Newsgroups: comp.ai,sci.stat.math,comp.ai.neural-nets
Path: cantaloupe.srv.cs.cmu.edu!bb3.andrew.cmu.edu!nntp.sei.cmu.edu!news.psc.edu!hudson.lm.com!news.math.psu.edu!psuvax1!news.eecs.nwu.edu!newsfeed.acns.nwu.edu!news.luc.edu!chi-news.cic.net!uwm.edu!fnnews.fnal.gov!usenet.eel.ufl.edu!tank.news.pipex.net!pipex!news.mathworks.com!newsfeed.internetmci.com!news.sprintlink.net!siemens!murthy
From: murthy@scr.siemens.com (Sreerama Murthy)
Subject: PhD thesis: On Building Better Decision Trees from Data
Message-ID: <DHHoIp.CHu@scr.siemens.com>
Sender: news@scr.siemens.com (NeTnEwS)
Nntp-Posting-Host: sunra.scr.siemens.com
Organization: Siemens Corporate Research, Princeton NJ
Date: Fri, 3 Nov 1995 22:44:48 GMT
Lines: 51
Xref: glinda.oz.cs.cmu.edu comp.ai:34494 sci.stat.math:7758 comp.ai.neural-nets:27753

The following PhD thesis is now available on WWW and FTP. You may
retrieve the postscript files for whole thesis as well as just the
chapter(s) of interest. There is also a HTML version that allows
retrieval of even individual subsections.

Title and Abstract:
-------------------

             On Growing Better Decision Trees from Data

  			Sreerama K. Murthy
	Department of Computer Science, Johns Hopkins University
		Thesis Advisor: Steven L. Salzberg


  This thesis investigates the problem of growing decision trees from
  data, for the purposes of classification and prediction.

  After a comprehensive, multi-disciplinary survey of work on decision
  trees, some algorithmic extensions to existing tree growing methods
  are considered. The implications of using (1) less greedy search and
  (2) less restricted splits at tree nodes are systematically studied.
  Extending the traditional axis-parallel splits to {\it oblique}
  splits is shown to be practical and beneficial for a variety of
  problems.  However, the use of more extensive search heuristics than
  the traditional greedy heuristic is argued to be unnecessary, and
  often harmful.

  Any effort to build good decision trees from real-world data
  involves ``massaging'' the data into a suitable form.  Two forms of
  data massaging, domain-independent and domain-specific, are
  distinguished in this work.
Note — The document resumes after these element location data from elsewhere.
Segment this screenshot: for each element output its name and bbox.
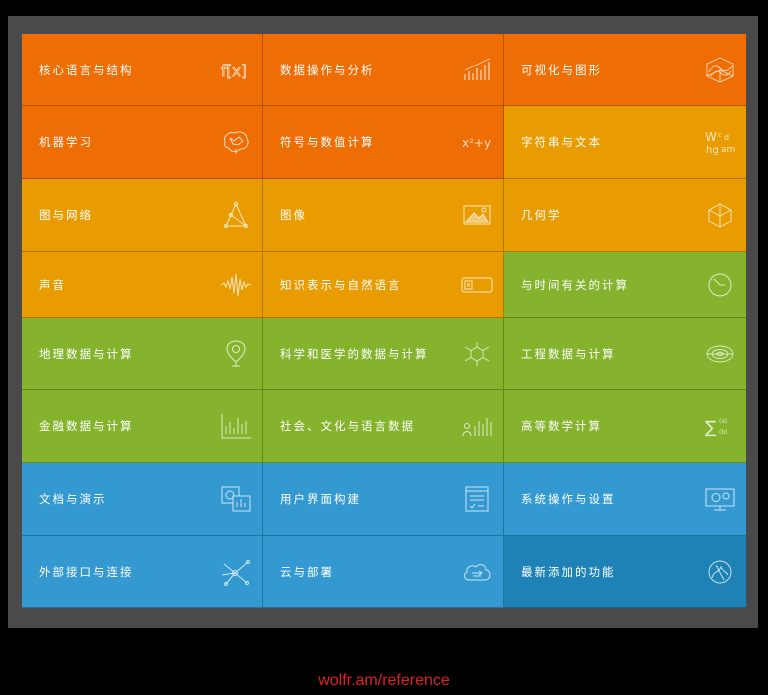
tile-label: 外部接口与连接 — [39, 564, 134, 579]
tile-sound[interactable]: 声音 — [22, 252, 263, 318]
tile-images[interactable]: 图像 — [263, 179, 504, 252]
tile-label: 字符串与文本 — [521, 135, 602, 149]
tile-time-computation[interactable]: 与时间有关的计算 — [504, 252, 746, 318]
tile-scientific-medical-data[interactable]: 科学和医学的数据与计算 — [263, 318, 504, 390]
tile-external-interfaces[interactable]: 外部接口与连接 — [22, 536, 263, 608]
tile-label: 最新添加的功能 — [521, 564, 616, 579]
tile-label: 知识表示与自然语言 — [280, 277, 402, 292]
people-chart-icon — [461, 412, 493, 440]
svg-text:(b): (b) — [719, 429, 728, 436]
monitor-gears-icon — [704, 485, 736, 513]
brain-icon — [220, 128, 252, 156]
tile-documents-presentations[interactable]: 文档与演示 — [22, 463, 263, 536]
svg-text:c: c — [718, 131, 722, 139]
svg-text:x²+y: x²+y — [462, 136, 491, 150]
function-fx-icon: f[x] — [220, 56, 252, 84]
tile-ui-construction[interactable]: 用户界面构建 — [263, 463, 504, 536]
svg-text:W: W — [705, 130, 717, 144]
tile-label: 高等数学计算 — [521, 419, 602, 433]
ui-form-icon — [461, 485, 493, 513]
reference-link[interactable]: wolfr.am/reference — [0, 672, 768, 690]
document-presentation-icon — [220, 485, 252, 513]
tile-label: 文档与演示 — [39, 492, 107, 506]
svg-text:∑: ∑ — [705, 418, 717, 438]
tile-label: 社会、文化与语言数据 — [280, 419, 415, 433]
tile-advanced-math[interactable]: 高等数学计算 ∑ (a) (b) — [504, 390, 746, 463]
tile-strings-text[interactable]: 字符串与文本 Wc d hg am — [504, 106, 746, 179]
graph-network-icon — [220, 201, 252, 229]
tile-system-operations[interactable]: 系统操作与设置 — [504, 463, 746, 536]
tile-label: 图像 — [280, 208, 307, 222]
clock-icon — [704, 271, 736, 299]
tile-label: 数据操作与分析 — [280, 62, 375, 77]
tile-social-cultural-data[interactable]: 社会、文化与语言数据 — [263, 390, 504, 463]
knowledge-card-icon — [461, 271, 493, 299]
tile-machine-learning[interactable]: 机器学习 — [22, 106, 263, 179]
image-icon — [461, 201, 493, 229]
tile-data-manipulation[interactable]: 数据操作与分析 — [263, 34, 504, 106]
bar-chart-icon — [461, 56, 493, 84]
new-features-icon — [704, 558, 736, 586]
tile-knowledge-representation[interactable]: 知识表示与自然语言 — [263, 252, 504, 318]
svg-text:am: am — [721, 145, 735, 155]
tile-label: 声音 — [39, 277, 66, 292]
text-letters-icon: Wc d hg am — [704, 128, 736, 156]
function-category-grid: 核心语言与结构 f[x] 数据操作与分析 可视化与图形 机器学习 符号与数值计算… — [22, 34, 746, 608]
stock-chart-icon — [220, 412, 252, 440]
tile-label: 用户界面构建 — [280, 492, 361, 506]
tile-label: 工程数据与计算 — [521, 346, 616, 361]
tile-label: 可视化与图形 — [521, 62, 602, 77]
tile-visualization[interactable]: 可视化与图形 — [504, 34, 746, 106]
3d-surface-plot-icon — [704, 56, 736, 84]
svg-text:hg: hg — [706, 145, 719, 156]
map-pin-icon — [220, 339, 252, 368]
sound-wave-icon — [220, 271, 252, 299]
tile-geographic-data[interactable]: 地理数据与计算 — [22, 318, 263, 390]
engineering-part-icon — [704, 340, 736, 368]
tile-label: 几何学 — [521, 208, 562, 222]
tile-new-features[interactable]: 最新添加的功能 — [504, 536, 746, 608]
tile-symbolic-numeric[interactable]: 符号与数值计算 x²+y — [263, 106, 504, 179]
svg-text:d: d — [724, 133, 729, 142]
tile-cloud-deployment[interactable]: 云与部署 — [263, 536, 504, 608]
cloud-icon — [461, 558, 493, 586]
geometry-polyhedron-icon — [704, 201, 736, 229]
tile-label: 与时间有关的计算 — [521, 277, 629, 292]
tile-label: 金融数据与计算 — [39, 419, 134, 433]
svg-text:(a): (a) — [719, 418, 727, 425]
tile-financial-data[interactable]: 金融数据与计算 — [22, 390, 263, 463]
summation-icon: ∑ (a) (b) — [704, 412, 736, 440]
formula-icon: x²+y — [461, 128, 493, 156]
svg-text:f[x]: f[x] — [221, 62, 247, 80]
tile-label: 符号与数值计算 — [280, 135, 375, 149]
tile-label: 图与网络 — [39, 208, 93, 222]
tile-engineering-data[interactable]: 工程数据与计算 — [504, 318, 746, 390]
tile-label: 科学和医学的数据与计算 — [280, 346, 429, 361]
tile-label: 云与部署 — [280, 564, 334, 579]
molecule-icon — [461, 340, 493, 368]
tile-label: 地理数据与计算 — [39, 346, 134, 361]
tile-geometry[interactable]: 几何学 — [504, 179, 746, 252]
tile-core-language[interactable]: 核心语言与结构 f[x] — [22, 34, 263, 106]
tile-label: 核心语言与结构 — [39, 62, 134, 77]
tile-label: 机器学习 — [39, 135, 93, 149]
tile-graphs-networks[interactable]: 图与网络 — [22, 179, 263, 252]
network-hub-icon — [220, 558, 252, 586]
tile-label: 系统操作与设置 — [521, 492, 616, 506]
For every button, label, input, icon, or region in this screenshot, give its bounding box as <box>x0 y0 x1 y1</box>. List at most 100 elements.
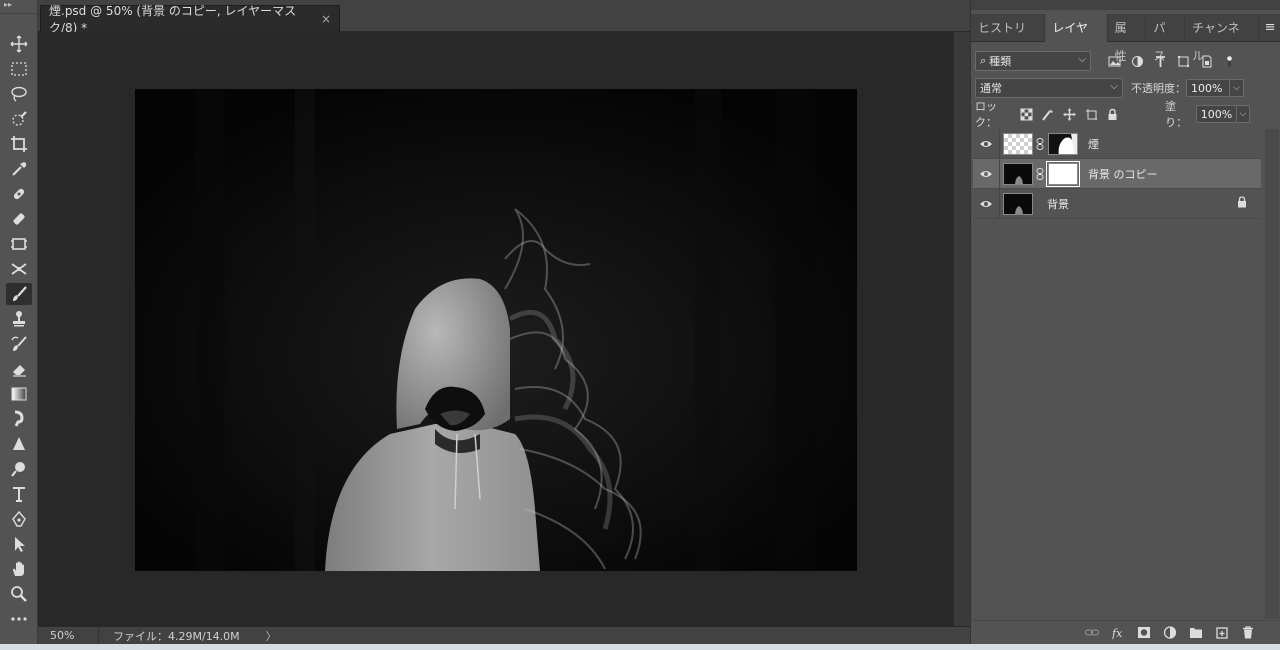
layer-divider <box>999 158 1000 189</box>
new-group-folder-icon[interactable] <box>1183 626 1209 639</box>
blur-tool-icon[interactable] <box>6 433 32 455</box>
lock-position-icon[interactable] <box>1061 105 1078 123</box>
layer-name[interactable]: 煙 <box>1088 136 1099 152</box>
status-bar: 50% ファイル：4.29M/14.0M 〉 <box>38 626 970 645</box>
layer-name[interactable]: 背景 のコピー <box>1088 166 1158 182</box>
canvas-area[interactable] <box>38 32 953 626</box>
visibility-eye-icon[interactable] <box>973 139 999 149</box>
chevron-down-icon: ⌵ <box>1110 81 1118 92</box>
close-icon[interactable]: × <box>321 12 331 26</box>
lock-artboard-icon[interactable] <box>1083 105 1100 123</box>
lock-all-icon[interactable] <box>1104 105 1121 123</box>
tab-channels[interactable]: チャンネル <box>1185 14 1260 63</box>
filter-smart-object-icon[interactable] <box>1197 52 1215 70</box>
adjustment-layer-icon[interactable] <box>1157 626 1183 639</box>
fill-input[interactable]: 100% <box>1195 105 1237 123</box>
tab-layers[interactable]: レイヤー <box>1045 14 1108 63</box>
smudge-tool-icon[interactable] <box>6 408 32 430</box>
document-tab-bar: 煙.psd @ 50% (背景 のコピー, レイヤーマスク/8) * × <box>38 0 970 35</box>
search-icon: ⌕ <box>980 54 987 67</box>
filter-adjustment-icon[interactable] <box>1128 52 1146 70</box>
blend-mode-select[interactable]: 通常 ⌵ <box>975 78 1123 98</box>
layer-mask-thumbnail[interactable] <box>1046 160 1080 187</box>
tab-properties[interactable]: 属性 <box>1108 14 1147 63</box>
panel-tabs: ヒストリー レイヤー 属性 パス チャンネル ≡ <box>971 14 1280 63</box>
toolbar-grip[interactable]: ▸▸ <box>0 0 37 14</box>
opacity-dropdown-icon[interactable]: ⌵ <box>1230 79 1244 97</box>
move-tool-icon[interactable] <box>6 33 32 55</box>
dodge-tool-icon[interactable] <box>6 458 32 480</box>
layers-panel: ヒストリー レイヤー 属性 パス チャンネル ≡ ⌕ 種類 ⌵ 通常 ⌵ 不透明… <box>970 0 1280 644</box>
layers-list: 煙 背景 のコピー 背景 <box>973 128 1263 619</box>
hand-tool-icon[interactable] <box>6 558 32 580</box>
fill-label: 塗り： <box>1165 100 1188 129</box>
layer-style-fx-icon[interactable]: fx <box>1105 626 1131 639</box>
file-size-info: ファイル：4.29M/14.0M <box>113 629 240 643</box>
new-layer-icon[interactable] <box>1209 626 1235 639</box>
opacity-label: 不透明度： <box>1131 82 1186 95</box>
status-menu-arrow[interactable]: 〉 <box>266 628 277 644</box>
quick-selection-tool-icon[interactable] <box>6 108 32 130</box>
lock-image-pixels-icon[interactable] <box>1039 105 1056 123</box>
visibility-eye-icon[interactable] <box>973 199 999 209</box>
layer-name[interactable]: 背景 <box>1047 196 1069 212</box>
vertical-scrollbar[interactable] <box>953 32 970 626</box>
filter-kind-select[interactable]: ⌕ 種類 ⌵ <box>975 51 1091 71</box>
stamp-tool-icon[interactable] <box>6 308 32 330</box>
layer-thumbnail[interactable] <box>1003 192 1033 215</box>
zoom-tool-icon[interactable] <box>6 583 32 605</box>
type-tool-icon[interactable] <box>6 483 32 505</box>
eraser-tool-icon[interactable] <box>6 358 32 380</box>
layer-mask-thumbnail[interactable] <box>1048 132 1078 155</box>
stamp-patch-tool-icon[interactable] <box>6 208 32 230</box>
visibility-eye-icon[interactable] <box>973 169 999 179</box>
layer-row-background-copy[interactable]: 背景 のコピー <box>973 158 1261 189</box>
lasso-tool-icon[interactable] <box>6 83 32 105</box>
layers-panel-footer: fx <box>971 620 1280 644</box>
hooded-figure-smoke-image <box>135 89 857 571</box>
tab-paths[interactable]: パス <box>1146 14 1186 63</box>
layer-thumbnail[interactable] <box>1003 132 1033 155</box>
more-tools-icon[interactable] <box>6 608 32 630</box>
layer-filter-row: ⌕ 種類 ⌵ <box>975 50 1245 72</box>
link-layers-icon[interactable] <box>1079 626 1105 639</box>
chevron-down-icon: ⌵ <box>1078 54 1086 65</box>
layer-row-background[interactable]: 背景 <box>973 188 1261 219</box>
path-selection-tool-icon[interactable] <box>6 533 32 555</box>
os-taskbar <box>0 644 1280 650</box>
filter-shape-icon[interactable] <box>1174 52 1192 70</box>
layers-scrollbar[interactable] <box>1265 129 1279 619</box>
eyedropper-tool-icon[interactable] <box>6 158 32 180</box>
crop-tool-icon[interactable] <box>6 133 32 155</box>
filter-type-icon[interactable] <box>1151 52 1169 70</box>
filter-pixel-icon[interactable] <box>1105 52 1123 70</box>
spot-healing-tool-icon[interactable] <box>6 183 32 205</box>
svg-text:fx: fx <box>1111 627 1123 639</box>
zoom-level[interactable]: 50% <box>38 629 84 642</box>
tab-history[interactable]: ヒストリー <box>971 14 1046 63</box>
document-tab[interactable]: 煙.psd @ 50% (背景 のコピー, レイヤーマスク/8) * × <box>40 4 340 35</box>
layer-thumbnail[interactable] <box>1003 162 1033 185</box>
opacity-input[interactable]: 100% <box>1186 79 1230 97</box>
history-brush-tool-icon[interactable] <box>6 333 32 355</box>
lock-icon[interactable] <box>1237 196 1247 211</box>
content-aware-move-icon[interactable] <box>6 258 32 280</box>
fill-dropdown-icon[interactable]: ⌵ <box>1236 105 1250 123</box>
layer-divider <box>999 188 1000 219</box>
lock-transparency-icon[interactable] <box>1018 105 1035 123</box>
panel-grip[interactable] <box>971 0 1280 10</box>
panel-menu-icon[interactable]: ≡ <box>1259 14 1280 41</box>
filter-toggle-icon[interactable] <box>1220 52 1238 70</box>
blend-mode-value: 通常 <box>980 82 1002 95</box>
delete-trash-icon[interactable] <box>1235 626 1261 639</box>
pen-tool-icon[interactable] <box>6 508 32 530</box>
layer-row-smoke[interactable]: 煙 <box>973 128 1261 159</box>
frame-tool-icon[interactable] <box>6 233 32 255</box>
mask-link-icon[interactable] <box>1035 167 1045 181</box>
brush-tool-icon[interactable] <box>6 283 32 305</box>
marquee-tool-icon[interactable] <box>6 58 32 80</box>
document-canvas[interactable] <box>135 89 857 571</box>
gradient-tool-icon[interactable] <box>6 383 32 405</box>
add-mask-icon[interactable] <box>1131 626 1157 639</box>
mask-link-icon[interactable] <box>1035 137 1045 151</box>
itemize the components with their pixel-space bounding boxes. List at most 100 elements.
A new framework is outlined for the
  former, and the importance of the latter is illustrated in the
  context of two new, complex classification problems in astronomy.
  Highly accurate and small decision tree classifiers are built for
  both these problems through a collaborative effort with astronomers.


To retrieve:
----------------

World-Wide-Web: http://www.cs.jhu.edu/grad/murthy.

FTP: Anonymous ftp to blaze.cs.jhu.edu. Directory pub/murthy.
     The file thesis.ps.gz is the whole thesis.
     For individual chapters, first get contents.ps.gz, which has the 
     table of contents. The directory contains a postscript file for 
     each chapter. The filenames should be self-explanatory.
     Dont forget to use binary transfer mode!